Now Nokia has decided that Intel’s general-purpose processors are not suitable for running the code that processes signals in cloud RAN, known as Layer 1, although Ericsson is sticking with the silicon for that purpose. At an update in Oulu in early November, Nokia executives reportedly complained about vendor lock-in, claimed that Moore’s Law is finished and said the company is looking at cloud RAN products that don’t involve Intel.
This is quite a moment for Intel, cloud RAN, tech industries and every other sector that relies on them. Intel has dominated the general purpose chip market for decades. But Brian Cho, Nokia’s CTO for Europe and a former Intel engineer was quoted saying, “Nowadays, with every generation of pure general-purpose computing, there is almost no efficiency improvement…Moore’s Law ended, and this opens the door for a so-called special-purpose processor.”
General purpose has its place
In Cho’s view, general-purpose chips are useful when the workloads they process are unpredictable and flexibility is needed. However, many workloads are predictable and consequently there has been a steady shift to specialist silicon in the cloud for better performance and for AI. Nvidia has been the most notable beneficiary, joining the trillion-dollar market cap club in May, the first chipco to do so.
For its part, Intel points out that its silicon is not expected to run in cloud RAN deployments much before the end of next year and say that Nokia’s implementation with Marvell is not truly cloud native, requiring proprietary software and human oversight.
Marvell and Nokia began their partnership to jointly develop silicon for 5G in March 2020. They extended it in November 2022 to collaborate on the “industry’s most advanced Radio Access and Transport Processing Platform,” based on their jointly developed ReefShark chipset and Marvell’s 5nm OCTEON 10 DPU (data processing units).
Big implications for telecoms vendors
The latest survey by TelcoTitans, TelcoX: EMEA Leadership and Performance Report, asked respondents from Europe’s largest operator groups which vendors are on target in its new TelcoX Brand Leadership Bullseye. Microsoft came out smack in the middle, most immediately surrounded by Google, Nokia, Cisco, AWS, Huawei, VMware and Ericsson. The report takes a deep dive into the ramifications of how vendors are seen/positioned in the concentric-circles schematic for operators and vendors.

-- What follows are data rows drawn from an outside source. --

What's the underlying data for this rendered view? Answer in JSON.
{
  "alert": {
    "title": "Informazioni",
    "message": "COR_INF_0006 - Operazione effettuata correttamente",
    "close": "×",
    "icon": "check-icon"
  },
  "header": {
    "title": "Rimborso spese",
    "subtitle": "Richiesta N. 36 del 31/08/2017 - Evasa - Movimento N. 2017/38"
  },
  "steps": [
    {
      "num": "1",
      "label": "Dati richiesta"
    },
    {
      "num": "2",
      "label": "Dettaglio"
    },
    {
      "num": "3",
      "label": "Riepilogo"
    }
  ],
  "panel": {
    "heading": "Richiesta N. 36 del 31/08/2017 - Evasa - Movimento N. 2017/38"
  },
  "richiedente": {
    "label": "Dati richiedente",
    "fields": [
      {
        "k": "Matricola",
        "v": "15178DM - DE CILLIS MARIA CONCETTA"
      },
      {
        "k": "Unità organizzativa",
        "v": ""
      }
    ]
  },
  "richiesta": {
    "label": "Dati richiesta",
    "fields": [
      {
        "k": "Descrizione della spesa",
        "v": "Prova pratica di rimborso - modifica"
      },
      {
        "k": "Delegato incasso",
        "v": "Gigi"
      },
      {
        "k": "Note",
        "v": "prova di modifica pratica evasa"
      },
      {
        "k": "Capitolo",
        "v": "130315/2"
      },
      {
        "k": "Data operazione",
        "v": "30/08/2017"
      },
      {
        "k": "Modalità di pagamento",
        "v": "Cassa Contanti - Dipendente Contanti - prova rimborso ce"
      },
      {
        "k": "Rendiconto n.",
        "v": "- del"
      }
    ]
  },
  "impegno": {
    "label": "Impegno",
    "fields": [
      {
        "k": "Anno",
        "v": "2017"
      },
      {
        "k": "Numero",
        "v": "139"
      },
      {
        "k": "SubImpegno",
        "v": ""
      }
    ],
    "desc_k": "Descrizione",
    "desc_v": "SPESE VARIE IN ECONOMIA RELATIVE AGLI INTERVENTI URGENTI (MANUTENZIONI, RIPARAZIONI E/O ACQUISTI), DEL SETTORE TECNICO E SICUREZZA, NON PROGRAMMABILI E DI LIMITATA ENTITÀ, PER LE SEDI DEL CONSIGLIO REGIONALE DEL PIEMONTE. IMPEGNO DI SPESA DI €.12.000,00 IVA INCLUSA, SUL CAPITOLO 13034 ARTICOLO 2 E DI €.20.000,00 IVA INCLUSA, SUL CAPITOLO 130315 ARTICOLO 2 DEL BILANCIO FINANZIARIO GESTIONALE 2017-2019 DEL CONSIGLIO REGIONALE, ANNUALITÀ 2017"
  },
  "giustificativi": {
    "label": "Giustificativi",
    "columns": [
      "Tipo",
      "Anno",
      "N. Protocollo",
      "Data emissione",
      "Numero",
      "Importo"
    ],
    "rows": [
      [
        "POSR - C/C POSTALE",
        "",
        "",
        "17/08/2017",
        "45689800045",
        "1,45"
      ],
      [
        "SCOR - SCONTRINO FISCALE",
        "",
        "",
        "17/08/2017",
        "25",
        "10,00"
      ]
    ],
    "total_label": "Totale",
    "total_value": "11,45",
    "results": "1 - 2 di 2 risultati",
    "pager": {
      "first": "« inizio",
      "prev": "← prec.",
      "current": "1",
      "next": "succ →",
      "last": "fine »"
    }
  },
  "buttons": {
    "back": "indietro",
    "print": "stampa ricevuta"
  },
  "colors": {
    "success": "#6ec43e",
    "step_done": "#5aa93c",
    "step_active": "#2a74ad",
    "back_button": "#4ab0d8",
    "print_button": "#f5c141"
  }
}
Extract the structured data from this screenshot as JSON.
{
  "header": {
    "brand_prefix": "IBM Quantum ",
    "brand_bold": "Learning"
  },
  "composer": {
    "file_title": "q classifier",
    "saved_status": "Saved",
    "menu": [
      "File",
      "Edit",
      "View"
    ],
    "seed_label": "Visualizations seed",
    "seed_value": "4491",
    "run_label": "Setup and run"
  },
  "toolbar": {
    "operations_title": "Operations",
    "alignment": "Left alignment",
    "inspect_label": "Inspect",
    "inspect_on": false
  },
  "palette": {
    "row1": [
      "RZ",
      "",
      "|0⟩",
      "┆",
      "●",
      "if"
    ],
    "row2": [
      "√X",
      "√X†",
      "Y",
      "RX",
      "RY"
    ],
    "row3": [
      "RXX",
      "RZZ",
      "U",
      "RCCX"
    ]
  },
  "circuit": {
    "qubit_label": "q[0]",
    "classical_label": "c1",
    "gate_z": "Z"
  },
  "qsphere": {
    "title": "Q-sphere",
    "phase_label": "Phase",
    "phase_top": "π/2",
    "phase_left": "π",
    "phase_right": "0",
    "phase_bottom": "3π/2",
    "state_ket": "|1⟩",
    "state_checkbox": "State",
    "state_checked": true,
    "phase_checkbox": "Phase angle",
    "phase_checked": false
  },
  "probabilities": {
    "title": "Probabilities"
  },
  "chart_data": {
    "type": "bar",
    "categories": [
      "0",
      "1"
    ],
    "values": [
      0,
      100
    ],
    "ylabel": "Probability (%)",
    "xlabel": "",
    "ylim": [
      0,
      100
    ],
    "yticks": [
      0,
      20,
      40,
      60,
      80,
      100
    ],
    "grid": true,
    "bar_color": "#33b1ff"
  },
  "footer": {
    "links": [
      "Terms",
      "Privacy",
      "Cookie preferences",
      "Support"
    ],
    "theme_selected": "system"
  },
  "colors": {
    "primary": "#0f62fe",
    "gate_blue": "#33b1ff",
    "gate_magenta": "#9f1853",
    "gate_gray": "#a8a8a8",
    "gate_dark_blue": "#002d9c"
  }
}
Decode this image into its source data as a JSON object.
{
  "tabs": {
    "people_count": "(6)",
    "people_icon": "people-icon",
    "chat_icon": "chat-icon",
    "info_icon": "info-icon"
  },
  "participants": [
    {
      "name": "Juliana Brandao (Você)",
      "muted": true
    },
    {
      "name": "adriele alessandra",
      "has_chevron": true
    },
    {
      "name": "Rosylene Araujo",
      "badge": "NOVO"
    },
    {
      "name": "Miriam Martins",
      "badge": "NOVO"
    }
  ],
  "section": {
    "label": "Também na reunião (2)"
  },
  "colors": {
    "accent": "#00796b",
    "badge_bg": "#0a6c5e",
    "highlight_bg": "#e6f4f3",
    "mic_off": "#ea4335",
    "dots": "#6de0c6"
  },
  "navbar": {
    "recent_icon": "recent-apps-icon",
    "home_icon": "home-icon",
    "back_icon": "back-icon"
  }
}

Who controls the future of AI?
Microsoft has had a tumultuous few days after non-profit OpenAI fired its iconic CEO and co-founder, Sam Altman, blindsiding the software giant completely. Despite the fact that Microsoft has invested some $13 billion in the firm, that Altman is widely seen as the face of AI globally and that just days before, Altman and Satya Nadella, Microsoft’s CEO appeared on stage together as “the best partnership in tech”.
Altman was back as CEO within a week after a huge backlash and one imagines considerable pressure from investors behind the scenes. There has been widespread speculation that it is inevitable that investors would be given seats on the board and much more say in the start-up whose organisational structure reflects its focus on safeguarding and altruism, eschewing profit. In other words, that commercialism and those with deep pockets would gain control of the future of AI.
However, The Information reported that OpenAI is to have a nine-person board. At the time of writing, the first three directors of the new board were awaiting confirmation: Chair Bret Taylor, former Treasury Secretary Larry Summers and Quora’s CEO Adam D’Angelo. However, there is no intention of giving seats on the board to any of the investors, which include Microsoft, Khosla Ventures and Thrive Capital.
And although it’s not fashionable to mention it right now, OpenAI is not the only AI game in town.